Deep Dish vs. Thin Crust: Unveiling the Great Pizza Debate in Chicago

Chicago, the Windy City, is renowned for its culinary scene, particularly its pizza. The city is a battleground for one of the most heated food debates: deep dish vs. thin crust pizza. Both styles have their loyalists and detractors, but what exactly sets these two apart? Let’s delve into the great pizza debate in Chicago and explore the differences between American-style deep dish pizza and regular thin crust pizza.

The Deep Dish Pizza

Deep dish pizza, also known as Chicago-style pizza, is a city icon. It was invented in 1943 by Ike Sewell, the owner of Pizzeria Uno. This pizza style is characterized by its thick, buttery crust, which can be up to three inches tall at the edge. The crust acts as a deep “dish,” holding a chunky tomato sauce, large amounts of cheese, and various toppings.
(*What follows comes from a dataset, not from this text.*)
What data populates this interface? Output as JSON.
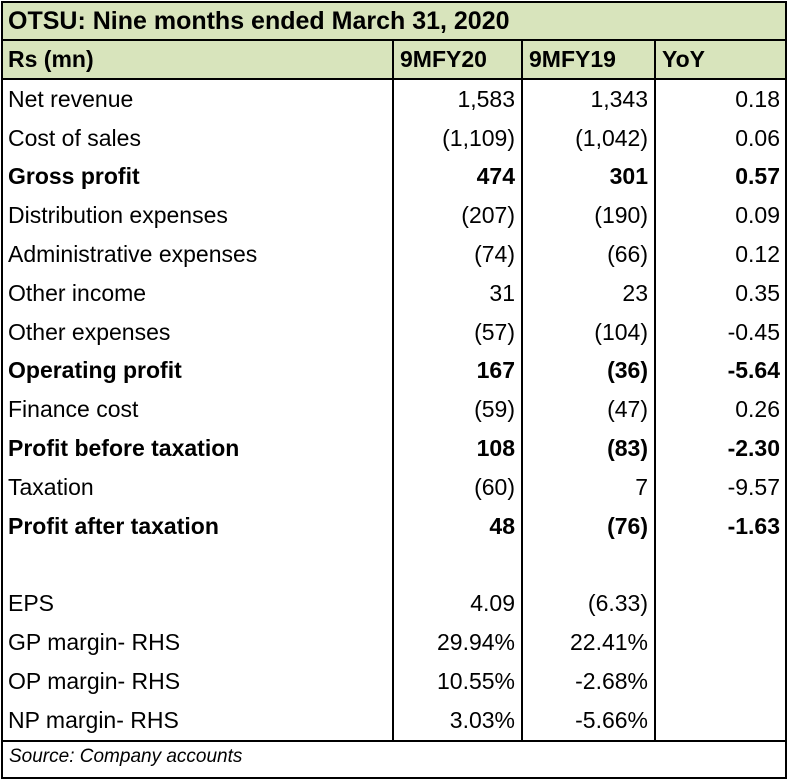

  • Crust: The crust is thick and buttery, often compared to a pie crust. It’s cooked in a deep round pan, which gives it its characteristic high edges.
  • Sauce: The sauce is made from crushed tomatoes or tomato chunks, making it thicker and chunkier than the sauce used on thin crust pizzas.
  • Cheese and Toppings: Deep dish pizzas are loaded with cheese and toppings, which are layered in reverse order from what you’d find on a thin crust pizza. The cheese goes directly on the crust, followed by the toppings, and finally, the sauce.

The Thin Crust Pizza

Contrary to popular belief, thin crust pizza is also a Chicago favorite. It’s often referred to as “tavern-style” pizza because it’s commonly served in bars across the city. This pizza style features a thin and crispy crust, cut into squares, or “party cut,” rather than the traditional pie slices.

  • Crust: The crust is thin, crispy, and firm enough to hold the weight of the cheese, sauce, and toppings. It’s not as thin as, say, a New York-style pizza crust, but it’s not thick like the deep dish.
  • Sauce: The sauce is typically smoother and less chunky than the one used on deep dish pizzas. It’s spread thinly across the crust.
  • Cheese and Toppings: Thin crust pizzas have a balanced ratio of cheese, sauce, and toppings. Unlike deep dish pizzas, the sauce goes on the crust first, followed by the cheese and then the toppings.


Whether you’re a fan of the deep dish or the thin crust, there’s no denying that both styles have their unique charm and place in Chicago’s culinary scene. The best way to decide which one you prefer? Try them both in their hometown and join the great pizza debate!